Con 237 voti favorevoli, 119 contrari e 57 astenuti, la Camera dei Deputati ha ratificato la Convenzione di Faro, siglata in Portogallo il 27 ottobre 2005 e firmata dall’Italia nel febbraio 2013.
Secondo il Fai, Fondo ambiente italiano, la Convenzione introduce una visione più ampia di patrimonio culturale, inteso come un insieme di risorse ereditate dal passato che le popolazioni identificano, indipendentemente da chi ne detenga la proprietà, come riflesso ed espressione dei loro valori, credenze, conoscenze e tradizioni, in continua evoluzione e affida uno specifico ruolo, una grande responsabilità e un protagonismo prima impensabile alle ‘comunità patrimonio’, cioè a un insieme di persone che attribuisce valore ad aspetti specifici del patrimonio culturale, e che desidera, nel quadro di un’azione pubblica, sostenerli e trasmetterli alle generazioni future.

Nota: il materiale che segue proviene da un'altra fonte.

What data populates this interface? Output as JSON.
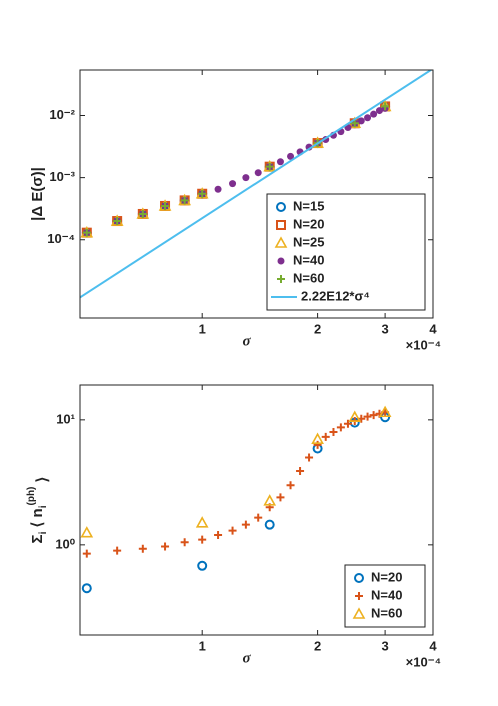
{
  "chart_data": [
    {
      "type": "scatter",
      "x_scale": "log",
      "y_scale": "log",
      "xlim": [
        0.48,
        4
      ],
      "xticks": [
        1,
        2,
        3,
        4
      ],
      "ylim": [
        5.5e-06,
        0.054
      ],
      "yticks": [
        {
          "value": 0.0001,
          "label": "10⁻⁴"
        },
        {
          "value": 0.001,
          "label": "10⁻³"
        },
        {
          "value": 0.01,
          "label": "10⁻²"
        }
      ],
      "x_label": "σ",
      "x_exponent_label": "×10⁻⁴",
      "y_label": "|Δ E(σ)|",
      "legend_loc": "southeast",
      "series": [
        {
          "name": "N=15",
          "marker": "circle",
          "color": "#0072BD",
          "x": [
            0.5,
            0.6,
            0.7,
            0.8,
            0.9,
            1,
            1.5,
            2,
            2.5,
            3
          ],
          "values": [
            0.00013,
            0.0002,
            0.00026,
            0.00035,
            0.00043,
            0.00055,
            0.0015,
            0.0036,
            0.0075,
            0.014
          ]
        },
        {
          "name": "N=20",
          "marker": "square",
          "color": "#D95319",
          "x": [
            0.5,
            0.6,
            0.7,
            0.8,
            0.9,
            1,
            1.5,
            2,
            2.5,
            3
          ],
          "values": [
            0.00013,
            0.0002,
            0.00026,
            0.00035,
            0.00043,
            0.00055,
            0.0015,
            0.0036,
            0.0075,
            0.014
          ]
        },
        {
          "name": "N=25",
          "marker": "triangle",
          "color": "#EDB120",
          "x": [
            0.5,
            0.6,
            0.7,
            0.8,
            0.9,
            1,
            1.5,
            2,
            2.5,
            3
          ],
          "values": [
            0.00013,
            0.0002,
            0.00026,
            0.00035,
            0.00043,
            0.00055,
            0.0015,
            0.0036,
            0.0075,
            0.014
          ]
        },
        {
          "name": "N=40",
          "marker": "dot",
          "color": "#7E2F8E",
          "x": [
            0.5,
            0.6,
            0.7,
            0.8,
            0.9,
            1,
            1.1,
            1.2,
            1.3,
            1.4,
            1.5,
            1.6,
            1.7,
            1.8,
            1.9,
            2,
            2.1,
            2.2,
            2.3,
            2.4,
            2.5,
            2.6,
            2.7,
            2.8,
            2.9,
            3
          ],
          "values": [
            0.00013,
            0.0002,
            0.00026,
            0.00035,
            0.00043,
            0.00055,
            0.00065,
            0.0008,
            0.001,
            0.0012,
            0.0015,
            0.0018,
            0.0022,
            0.0026,
            0.0031,
            0.0036,
            0.0041,
            0.0048,
            0.0055,
            0.0064,
            0.0075,
            0.0082,
            0.0092,
            0.0105,
            0.012,
            0.013
          ]
        },
        {
          "name": "N=60",
          "marker": "plus",
          "color": "#77AC30",
          "x": [
            0.5,
            0.6,
            0.7,
            0.8,
            0.9,
            1,
            1.5,
            2,
            2.5,
            3
          ],
          "values": [
            0.00013,
            0.0002,
            0.00026,
            0.00035,
            0.00043,
            0.00055,
            0.0015,
            0.0036,
            0.0075,
            0.014
          ]
        },
        {
          "name": "2.22E12*σ⁴",
          "marker": "line",
          "color": "#4DBEEE",
          "x": [
            0.48,
            4
          ],
          "values": [
            1.18e-05,
            0.0568
          ]
        }
      ]
    },
    {
      "type": "scatter",
      "x_scale": "log",
      "y_scale": "log",
      "xlim": [
        0.48,
        4
      ],
      "xticks": [
        1,
        2,
        3,
        4
      ],
      "ylim": [
        0.19,
        19
      ],
      "yticks": [
        {
          "value": 1,
          "label": "10⁰"
        },
        {
          "value": 10,
          "label": "10¹"
        }
      ],
      "x_label": "σ",
      "x_exponent_label": "×10⁻⁴",
      "y_label_parts": [
        "Σ",
        "i",
        " ⟨ n",
        "i",
        "(ph)",
        " ⟩"
      ],
      "legend_loc": "southeast",
      "series": [
        {
          "name": "N=20",
          "marker": "circle",
          "color": "#0072BD",
          "x": [
            0.5,
            1,
            1.5,
            2,
            2.5,
            3
          ],
          "values": [
            0.45,
            0.68,
            1.45,
            5.9,
            9.5,
            10.5
          ]
        },
        {
          "name": "N=40",
          "marker": "plus",
          "color": "#D95319",
          "x": [
            0.5,
            0.6,
            0.7,
            0.8,
            0.9,
            1,
            1.1,
            1.2,
            1.3,
            1.4,
            1.5,
            1.6,
            1.7,
            1.8,
            1.9,
            2,
            2.1,
            2.2,
            2.3,
            2.4,
            2.5,
            2.6,
            2.7,
            2.8,
            2.9,
            3
          ],
          "values": [
            0.85,
            0.9,
            0.93,
            0.97,
            1.05,
            1.1,
            1.2,
            1.3,
            1.45,
            1.65,
            2.0,
            2.4,
            3.0,
            3.9,
            5.0,
            6.3,
            7.3,
            8.0,
            8.7,
            9.3,
            9.8,
            10.2,
            10.6,
            10.9,
            11.2,
            11.5
          ]
        },
        {
          "name": "N=60",
          "marker": "triangle",
          "color": "#EDB120",
          "x": [
            0.5,
            1,
            1.5,
            2,
            2.5,
            3
          ],
          "values": [
            1.25,
            1.5,
            2.25,
            7.0,
            10.5,
            11.5
          ]
        }
      ]
    }
  ]
}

Per il Fai si modifica il punto di vista tradizionale, dal vertice alla base, dal valore in sé al valore d’uso e, dunque, dei fini, dalla museificazione alla valorizzazione.
Si afferma il diritto al patrimonio culturale da parte dei cittadini. Si affida a tutti i cittadini, alle comunità locali e ai visitatori un nuovo ruolo nelle attività di conoscenza, tutela, valorizzazione e fruizione, inoltre si invitano i Paesi sottoscrittori a promuovere azioni per migliorare l’accesso al patrimonio culturale, in particolare ai giovani e alle persone svantaggiate, al fine di aumentare la consapevolezza del suo valore, la necessità di conservarlo e i benefici che ne possono derivare.

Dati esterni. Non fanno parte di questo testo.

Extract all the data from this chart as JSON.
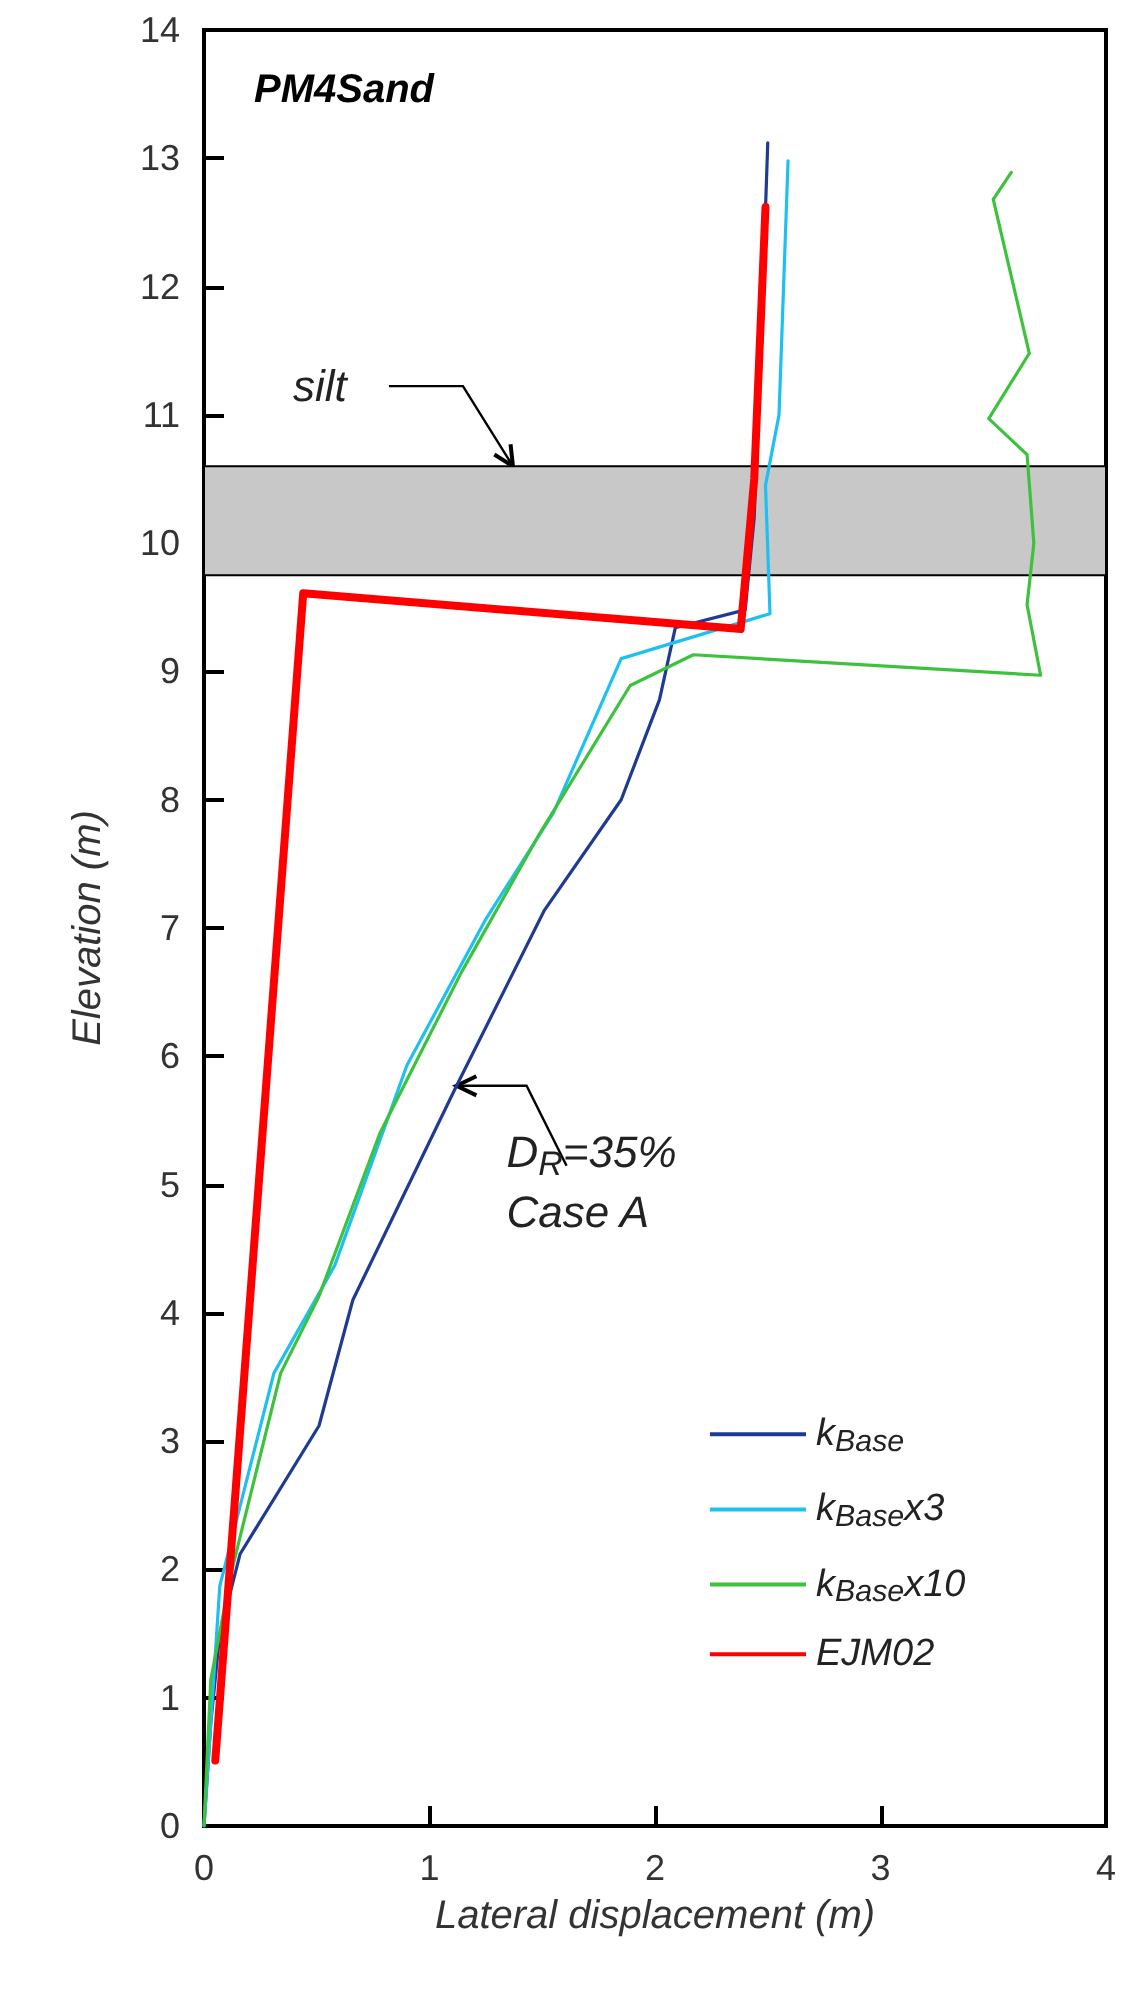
{
  "chart_data": {
    "type": "line",
    "title": "PM4Sand",
    "xlabel": "Lateral displacement (m)",
    "ylabel": "Elevation (m)",
    "xlim": [
      0,
      4
    ],
    "xticks": [
      0,
      1,
      2,
      3,
      4
    ],
    "ylim": [
      0,
      14
    ],
    "yticks": [
      0,
      1,
      2,
      3,
      4,
      5,
      6,
      7,
      8,
      9,
      10,
      11,
      12,
      13,
      14
    ],
    "grid": false,
    "legend": "bottom right",
    "marker": "none",
    "line_style": "solid",
    "bands": [
      {
        "axis": "y",
        "from": 9.75,
        "to": 10.6,
        "color": "#c8c8c8"
      }
    ],
    "annotations": [
      {
        "text": "silt",
        "x": 1.37,
        "y": 10.6
      },
      {
        "text": "D$_{R}$=35%\nCase A",
        "x": 1.12,
        "y": 5.77
      }
    ],
    "series": [
      {
        "name": "k$_{Base}$",
        "color": "#1f3a93",
        "x": [
          2.5,
          2.49,
          2.44,
          2.4,
          2.09,
          2.02,
          1.85,
          1.51,
          1.12,
          0.66,
          0.51,
          0.16,
          0.07,
          0.03,
          0
        ],
        "values": [
          13.12,
          12.6,
          10.2,
          9.48,
          9.34,
          8.78,
          8.0,
          7.14,
          5.77,
          4.1,
          3.12,
          2.12,
          1.5,
          0.8,
          0
        ]
      },
      {
        "name": "k$_{Base}$x3",
        "color": "#1ec0f0",
        "x": [
          2.59,
          2.55,
          2.49,
          2.51,
          1.85,
          1.55,
          1.25,
          0.9,
          0.58,
          0.31,
          0.07,
          0
        ],
        "values": [
          12.98,
          11.0,
          10.45,
          9.45,
          9.1,
          7.9,
          7.07,
          5.93,
          4.37,
          3.53,
          1.87,
          0
        ]
      },
      {
        "name": "k$_{Base}$x10",
        "color": "#3cc23c",
        "x": [
          3.58,
          3.5,
          3.66,
          3.48,
          3.65,
          3.68,
          3.65,
          3.71,
          2.17,
          1.89,
          1.49,
          1.14,
          0.78,
          0.51,
          0.34,
          0.12,
          0.03,
          0
        ],
        "values": [
          12.89,
          12.68,
          11.48,
          10.97,
          10.69,
          10.0,
          9.52,
          8.97,
          9.13,
          8.89,
          7.74,
          6.65,
          5.4,
          4.13,
          3.53,
          1.97,
          1.14,
          0
        ]
      },
      {
        "name": "EJM02",
        "color": "#ff0000",
        "x": [
          2.49,
          2.44,
          2.39,
          2.38,
          0.44,
          0.05
        ],
        "values": [
          12.62,
          10.5,
          9.52,
          9.33,
          9.61,
          0.51
        ]
      }
    ]
  }
}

La Convenzione è stata ratificata da 20 Paesi.
Armenia, Austria, Bosnia-Erzegovina, Croazia, Finlandia, Georgia, Lettonia, Lussemburgo, Montenegro, Norvegia, Portogallo, Moldova, Serbia, Slovacchia, Slovenia, ex Repubblica Jugoslavia di Macedonia, Ucraina, Ungheria, Svizzera e Italia.

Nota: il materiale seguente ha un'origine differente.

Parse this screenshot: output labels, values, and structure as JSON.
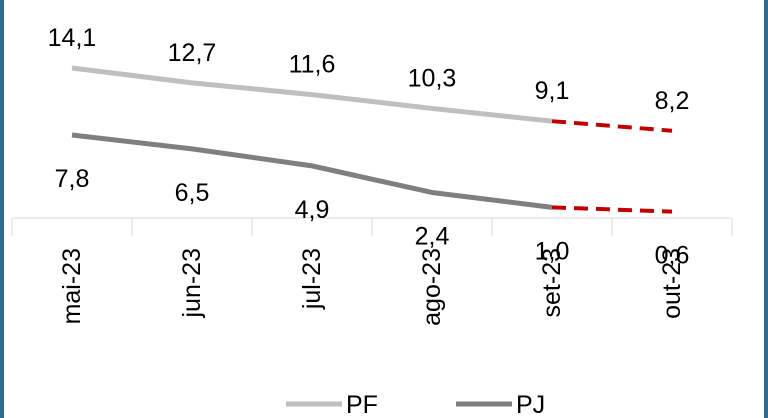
{
  "chart_data": {
    "type": "line",
    "categories": [
      "mai-23",
      "jun-23",
      "jul-23",
      "ago-23",
      "set-23",
      "out-23"
    ],
    "series": [
      {
        "name": "PF",
        "values": [
          14.1,
          12.7,
          11.6,
          10.3,
          9.1,
          8.2
        ],
        "labels": [
          "14,1",
          "12,7",
          "11,6",
          "10,3",
          "9,1",
          "8,2"
        ],
        "color": "#bfbfbf",
        "projection_from_index": 4
      },
      {
        "name": "PJ",
        "values": [
          7.8,
          6.5,
          4.9,
          2.4,
          1.0,
          0.6
        ],
        "labels": [
          "7,8",
          "6,5",
          "4,9",
          "2,4",
          "1,0",
          "0,6"
        ],
        "color": "#7f7f7f",
        "projection_from_index": 4
      }
    ],
    "projection_color": "#c00000",
    "ylim": [
      0,
      14.1
    ],
    "grid": false,
    "legend": "bottom-center"
  }
}
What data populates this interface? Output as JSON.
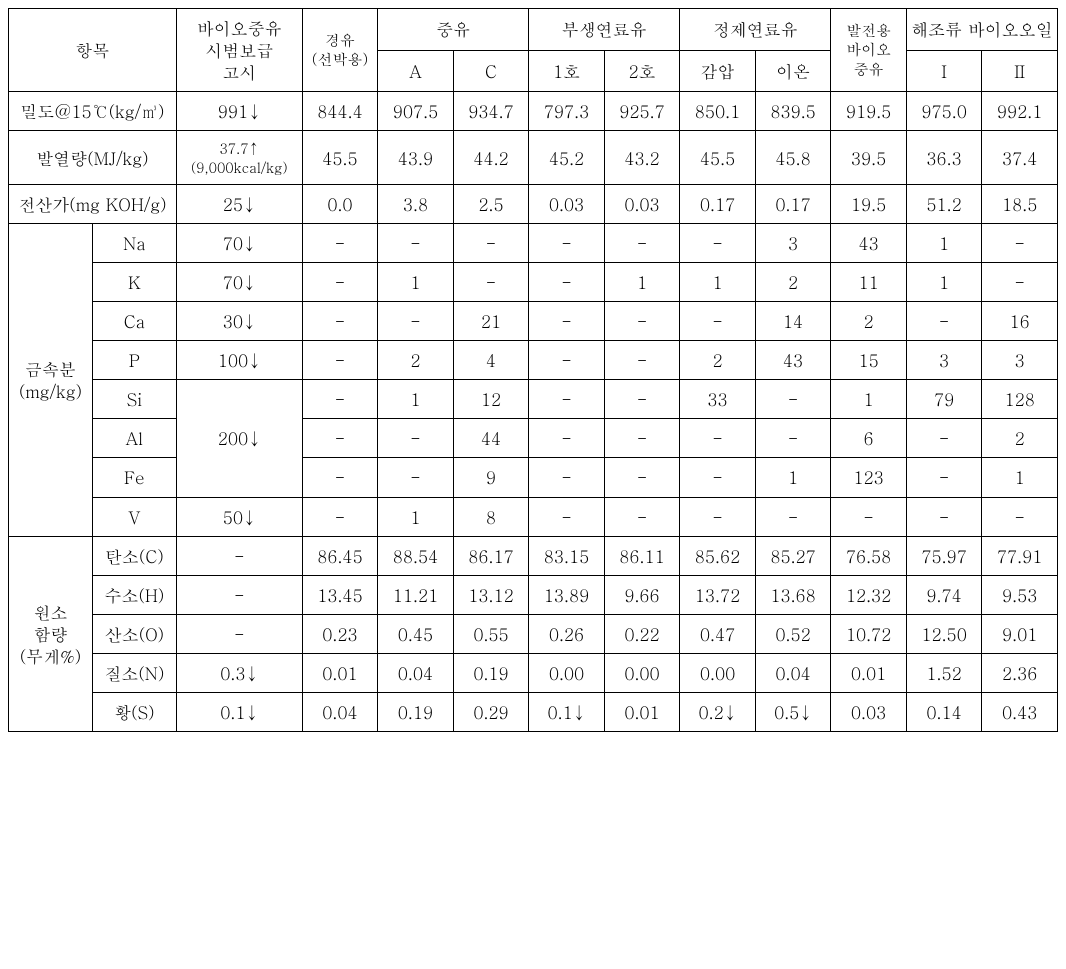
{
  "table": {
    "type": "table",
    "background_color": "#ffffff",
    "border_color": "#000000",
    "font_family": "Batang, serif",
    "font_size_main": 17,
    "font_size_small": 14,
    "headers": {
      "item": "항목",
      "spec": "바이오중유\n시범보급\n고시",
      "diesel": "경유\n(선박용)",
      "heavy_oil": "중유",
      "heavy_oil_A": "A",
      "heavy_oil_C": "C",
      "byproduct": "부생연료유",
      "byproduct_1": "1호",
      "byproduct_2": "2호",
      "refined": "정제연료유",
      "refined_vac": "감압",
      "refined_ion": "이온",
      "power_bio": "발전용\n바이오\n중유",
      "algae": "해조류 바이오오일",
      "algae_I": "Ⅰ",
      "algae_II": "Ⅱ"
    },
    "row_labels": {
      "density": "밀도@15℃(kg/㎥)",
      "calorific": "발열량(MJ/kg)",
      "acid": "전산가(mg KOH/g)",
      "metal_group": "금속분\n(mg/kg)",
      "metal_Na": "Na",
      "metal_K": "K",
      "metal_Ca": "Ca",
      "metal_P": "P",
      "metal_Si": "Si",
      "metal_Al": "Al",
      "metal_Fe": "Fe",
      "metal_V": "V",
      "elem_group": "원소\n함량\n(무게%)",
      "elem_C": "탄소(C)",
      "elem_H": "수소(H)",
      "elem_O": "산소(O)",
      "elem_N": "질소(N)",
      "elem_S": "황(S)"
    },
    "rows": {
      "density": {
        "spec": "991↓",
        "diesel": "844.4",
        "hoA": "907.5",
        "hoC": "934.7",
        "bp1": "797.3",
        "bp2": "925.7",
        "rfV": "850.1",
        "rfI": "839.5",
        "pb": "919.5",
        "agI": "975.0",
        "agII": "992.1"
      },
      "calorific": {
        "spec": "37.7↑\n(9,000kcal/kg)",
        "diesel": "45.5",
        "hoA": "43.9",
        "hoC": "44.2",
        "bp1": "45.2",
        "bp2": "43.2",
        "rfV": "45.5",
        "rfI": "45.8",
        "pb": "39.5",
        "agI": "36.3",
        "agII": "37.4"
      },
      "acid": {
        "spec": "25↓",
        "diesel": "0.0",
        "hoA": "3.8",
        "hoC": "2.5",
        "bp1": "0.03",
        "bp2": "0.03",
        "rfV": "0.17",
        "rfI": "0.17",
        "pb": "19.5",
        "agI": "51.2",
        "agII": "18.5"
      },
      "Na": {
        "spec": "70↓",
        "diesel": "-",
        "hoA": "-",
        "hoC": "-",
        "bp1": "-",
        "bp2": "-",
        "rfV": "-",
        "rfI": "3",
        "pb": "43",
        "agI": "1",
        "agII": "-"
      },
      "K": {
        "spec": "70↓",
        "diesel": "-",
        "hoA": "1",
        "hoC": "-",
        "bp1": "-",
        "bp2": "1",
        "rfV": "1",
        "rfI": "2",
        "pb": "11",
        "agI": "1",
        "agII": "-"
      },
      "Ca": {
        "spec": "30↓",
        "diesel": "-",
        "hoA": "-",
        "hoC": "21",
        "bp1": "-",
        "bp2": "-",
        "rfV": "-",
        "rfI": "14",
        "pb": "2",
        "agI": "-",
        "agII": "16"
      },
      "P": {
        "spec": "100↓",
        "diesel": "-",
        "hoA": "2",
        "hoC": "4",
        "bp1": "-",
        "bp2": "-",
        "rfV": "2",
        "rfI": "43",
        "pb": "15",
        "agI": "3",
        "agII": "3"
      },
      "Si": {
        "spec_merged": "200↓",
        "diesel": "-",
        "hoA": "1",
        "hoC": "12",
        "bp1": "-",
        "bp2": "-",
        "rfV": "33",
        "rfI": "-",
        "pb": "1",
        "agI": "79",
        "agII": "128"
      },
      "Al": {
        "diesel": "-",
        "hoA": "-",
        "hoC": "44",
        "bp1": "-",
        "bp2": "-",
        "rfV": "-",
        "rfI": "-",
        "pb": "6",
        "agI": "-",
        "agII": "2"
      },
      "Fe": {
        "diesel": "-",
        "hoA": "-",
        "hoC": "9",
        "bp1": "-",
        "bp2": "-",
        "rfV": "-",
        "rfI": "1",
        "pb": "123",
        "agI": "-",
        "agII": "1"
      },
      "V": {
        "spec": "50↓",
        "diesel": "-",
        "hoA": "1",
        "hoC": "8",
        "bp1": "-",
        "bp2": "-",
        "rfV": "-",
        "rfI": "-",
        "pb": "-",
        "agI": "-",
        "agII": "-"
      },
      "C": {
        "spec": "-",
        "diesel": "86.45",
        "hoA": "88.54",
        "hoC": "86.17",
        "bp1": "83.15",
        "bp2": "86.11",
        "rfV": "85.62",
        "rfI": "85.27",
        "pb": "76.58",
        "agI": "75.97",
        "agII": "77.91"
      },
      "H": {
        "spec": "-",
        "diesel": "13.45",
        "hoA": "11.21",
        "hoC": "13.12",
        "bp1": "13.89",
        "bp2": "9.66",
        "rfV": "13.72",
        "rfI": "13.68",
        "pb": "12.32",
        "agI": "9.74",
        "agII": "9.53"
      },
      "O": {
        "spec": "-",
        "diesel": "0.23",
        "hoA": "0.45",
        "hoC": "0.55",
        "bp1": "0.26",
        "bp2": "0.22",
        "rfV": "0.47",
        "rfI": "0.52",
        "pb": "10.72",
        "agI": "12.50",
        "agII": "9.01"
      },
      "N": {
        "spec": "0.3↓",
        "diesel": "0.01",
        "hoA": "0.04",
        "hoC": "0.19",
        "bp1": "0.00",
        "bp2": "0.00",
        "rfV": "0.00",
        "rfI": "0.04",
        "pb": "0.01",
        "agI": "1.52",
        "agII": "2.36"
      },
      "S": {
        "spec": "0.1↓",
        "diesel": "0.04",
        "hoA": "0.19",
        "hoC": "0.29",
        "bp1": "0.1↓",
        "bp2": "0.01",
        "rfV": "0.2↓",
        "rfI": "0.5↓",
        "pb": "0.03",
        "agI": "0.14",
        "agII": "0.43"
      }
    }
  }
}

Francia, Germania, Regno Unito, Grecia e Russia ancora non firmano.
Chiunque, da solo o collettivamente, ha diritto a trarre beneficio dall’eredità culturale e a contribuire al suo arricchimento; chiunque, da solo o collettivamente, ha la responsabilità di rispettare parimenti la propria e l’altrui eredità culturale e, di conseguenza, l’eredità comune dell’Europa; l’esercizio del diritto all’eredità culturale può essere soggetto soltanto a quelle limitazioni che sono necessarie in una società democratica, per la protezione dell’interesse pubblico e degli altrui diritti e libertà, articolo 4.
Nell’ottobre 2019, il Senato votò per l’adozione della Convenzione, con 147 voti favorevoli, 46 contrari e 42 astenuti. Favorevoli Pd, M5S, Italia Viva e Liberi e Uguali, con i voti contrari della Lega e l’astensione di Forza Italia e Fratelli d’Italia. Ora, l’approvazione definitiva da parte della Camera.
La ratifica della Convenzione di Faro segna un momento fondamentale per il nostro ordinamento che riconosce, finalmente, il patrimonio culturale come fattore cruciale per la crescita sostenibile, lo sviluppo umano e la qualità della vita e introduce il diritto al patrimonio culturale, ha dichiarato il ministro per i Beni le attività culturali e il turismo, Dario Franceschini. Un testo lungimirante che amplia le modalità di tutela e valorizzazione, così come è lungimirante la nostra Costituzione, unica al mondo a individuare la tutela del paesaggio e del patrimonio culturale tra i principi fondamentali.
In riferimento all’articolo 4, secondo Lega e Fratelli d’Italia, la Convenzione di Faro conterrebbe una resa alla censura islamica della nostra arte e delle sue nudità, in quanto l’esercizio del diritto all’eredità culturale può essere soggetto soltanto a quelle limitazioni che sono necessarie in una società democratica, per la protezione dell’interesse pubblico e degli altrui diritti e libertà. Tuttavia, altrui diritti e libertà, non riguarderebbero in alcun modo il diritto di censura.